Our visitors shewed no sign of going away, and I believe they would have sat on all through the night talking, had we not dismissed them. Hajji Abdallah’s last words were an entreaty to reconsider our decision, and abandon the foolish plan of going to Bebahan. He has once been that way he says, and would not for the world go again; there are not only dangerous wild tribes, but mountain passes and impassable rocks. We listened unmoved, and in fact we had no choice.

CHAPTER V.

“Solitudinem faciunt, pacem appellant.”

Tacitus.

Illness and misery—A Persian escort—The Shah’s Arab subjects—Ram Hormuz and its nightingales—Night marching—Deserted villages—How they collect taxes in Persia—Bebahan.

Friday, April 11.—It would be easy to quote unlucky starts on Fridays, and I am afraid this is one. Wilfrid is ill again, a passing fatigue we hope, from loading the camels this morning in the hot sun, and riding all day long in it. He is lying down now in the tent and trying to rest, but the flies are intolerable.

Our plan in leaving Shustar was to go with our escort, seven soldiers on foot, armed six with matchlocks and one with a narghileh, to Ram Hormuz, a small town eighty miles on the road to Bebahan, and there get a reinforcement from the Ferraz-bashi or deputy governor of the place for the other eighty miles. This sounded well enough, but already our escort has deserted us, and we are alone.

After delays of all sorts, for till the moment of starting we were still without servants, we got our camels loaded, and about ten o’clock rode out of the palace gate and through the streets of Shustar, and over a stone bridge, which spans the second of the two branches of the river on which the town stands, and into the open country beyond. It was terribly hot, and the whole country is a plague of flies, which buzz about one all day long, and settle on one’s head at night.

Our camels have profited by the mallows in the court of the palace to such an extent that they are all fat and frisky, and we had some trouble in loading them.
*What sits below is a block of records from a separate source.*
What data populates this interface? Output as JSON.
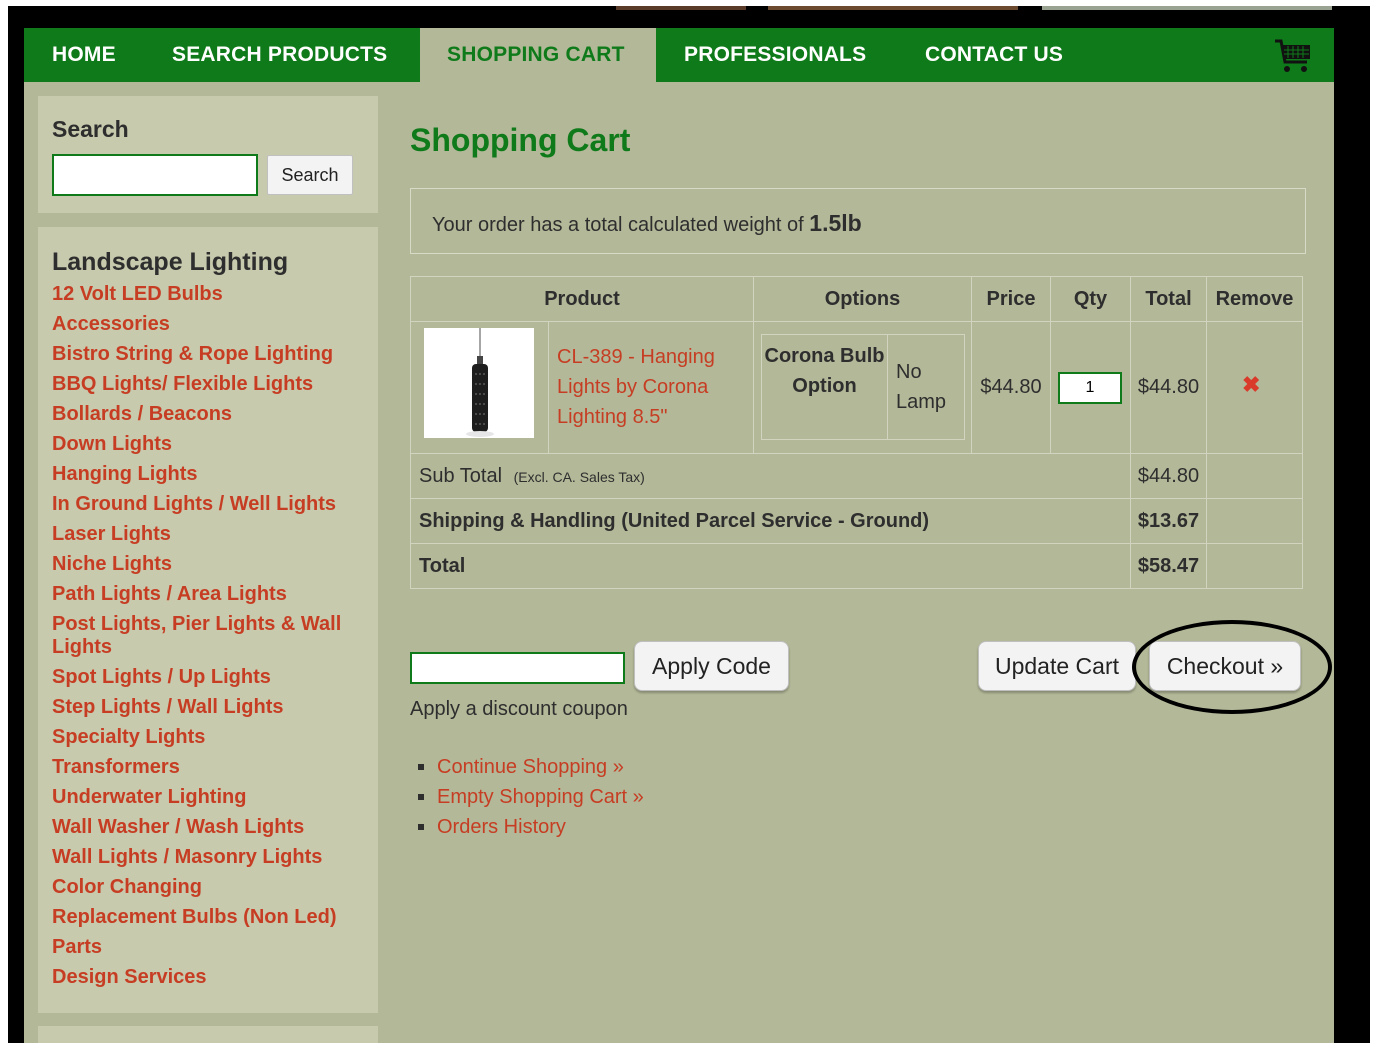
{
  "nav": {
    "items": [
      {
        "label": "HOME"
      },
      {
        "label": "SEARCH PRODUCTS"
      },
      {
        "label": "SHOPPING CART"
      },
      {
        "label": "PROFESSIONALS"
      },
      {
        "label": "CONTACT US"
      }
    ],
    "active_index": 2,
    "cart_icon": "shopping-cart-icon"
  },
  "sidebar": {
    "search_title": "Search",
    "search_value": "",
    "search_button": "Search",
    "categories_title": "Landscape Lighting",
    "categories": [
      "12 Volt LED Bulbs",
      "Accessories",
      "Bistro String & Rope Lighting",
      "BBQ Lights/ Flexible Lights",
      "Bollards / Beacons",
      "Down Lights",
      "Hanging Lights",
      "In Ground Lights / Well Lights",
      "Laser Lights",
      "Niche Lights",
      "Path Lights / Area Lights",
      "Post Lights, Pier Lights & Wall Lights",
      "Spot Lights / Up Lights",
      "Step Lights / Wall Lights",
      "Specialty Lights",
      "Transformers",
      "Underwater Lighting",
      "Wall Washer / Wash Lights",
      "Wall Lights / Masonry Lights",
      "Color Changing",
      "Replacement Bulbs (Non Led)",
      "Parts",
      "Design Services"
    ]
  },
  "cart": {
    "title": "Shopping Cart",
    "weight_prefix": "Your order has a total calculated weight of ",
    "weight_value": "1.5lb",
    "headers": {
      "product": "Product",
      "options": "Options",
      "price": "Price",
      "qty": "Qty",
      "total": "Total",
      "remove": "Remove"
    },
    "items": [
      {
        "name": "CL-389 - Hanging Lights by Corona Lighting 8.5\"",
        "option_name": "Corona Bulb Option",
        "option_value": "No Lamp",
        "price": "$44.80",
        "qty": "1",
        "total": "$44.80",
        "remove_icon": "remove-x-icon"
      }
    ],
    "subtotal_label": "Sub Total",
    "subtotal_note": "(Excl. CA. Sales Tax)",
    "subtotal_value": "$44.80",
    "shipping_label": "Shipping & Handling (United Parcel Service - Ground)",
    "shipping_value": "$13.67",
    "total_label": "Total",
    "total_value": "$58.47",
    "coupon_value": "",
    "apply_code_label": "Apply Code",
    "coupon_note": "Apply a discount coupon",
    "update_cart_label": "Update Cart",
    "checkout_label": "Checkout »",
    "links": [
      "Continue Shopping »",
      "Empty Shopping Cart »",
      "Orders History"
    ]
  },
  "colors": {
    "nav_green": "#0f7a1a",
    "page_bg": "#b3b898",
    "panel_bg": "#c8caad",
    "link_red": "#c63d23",
    "remove_red": "#d93a2a"
  }
}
But, at the last moment, we had an unexpected offer of assistance. A young Arab, dressed in a green calico jibbeh, suddenly appeared upon the scene, and volunteered his services. He had a pleasant face, so that we were taken with him at once. He told us that he was a native of some village on the Tigris near Bagdad, and that he had been impressed by the Turks for their navy, in which he had served three years, that he had then managed to desert while in port at Bussorah, and had fled across the border to Mohamrah. He had since earned his bread by working as horse-keeper for one of the Bawiyeh sheykhs, and later, tiring of that, in service with different Persians at Shustar. His idea now, was to get down to the sea once more, and he begged us to take him with us to Bushire. By accident Hajji Mohammed knew something of some of his relations at Bagdad, and as such a person was exactly what we most wanted, we accepted him at once, on his own terms. This young fellow’s coming has been an advantage to us in more ways than one, for it had the immediate effect of inducing another of the crowd who were witnessing our departure to volunteer, and a little red-haired Persian in blue frock and trowsers, came forward to enlist in our service. Thus we are no longer wholly dependent on our old cavass and on ourselves.

As soon as we were outside the town, our sergeant and the six soldiers began to give themselves airs of military importance, advancing in front of us in skirmishing order, and enjoining us to keep close together, although the country had a quite peaceable appearance, the road much frequented by country people on donkeys, unarmed and peaceable folks. The track led through undulating ground chiefly barren, here and there a patch of cultivation, often between high banks. Our brave defenders here shewed their zeal by running up to the tops of the steepest and highest of these banks, firing off their guns at random, generally in the air, but one of the shots hit a lizard sitting in its hole. Their energy, however, cooled as the heat increased; and towards noon, they were satisfied to trudge along with only an occasional diversion to look out for enemies. By a quarter to one o’clock, they all seemed tired, and we too were glad to halt for three quarters of an hour, under a large shady canora tree, in the midst of a field of oats. Here we ate our luncheon, while the animals fed on the oats. Wilfrid complained a little of the sun, but it was not till we had gone on again for a couple of hours that he acknowledged he felt really ill. We were just turning off the track to the north, to go to the tents of a certain Hassan Khan, known to the soldiers, when he said he could have gone no further. The tents were not a mile from the road, but getting there was almost too much for him. We found them set in a circular enclosure, fenced in by a hedge of branches, like a new made Sussex fence, and evidently intended to last longer than a true Bedouin camp ever does. Here there are about a dozen small tents, half hair, half matting. Outside the enclosure, a few mares and foals grazing, among them one rather nice filly, Wadneh Hursan they say, and animals of all sorts, cows, sheep, and goats have been brought inside the hedge for the night.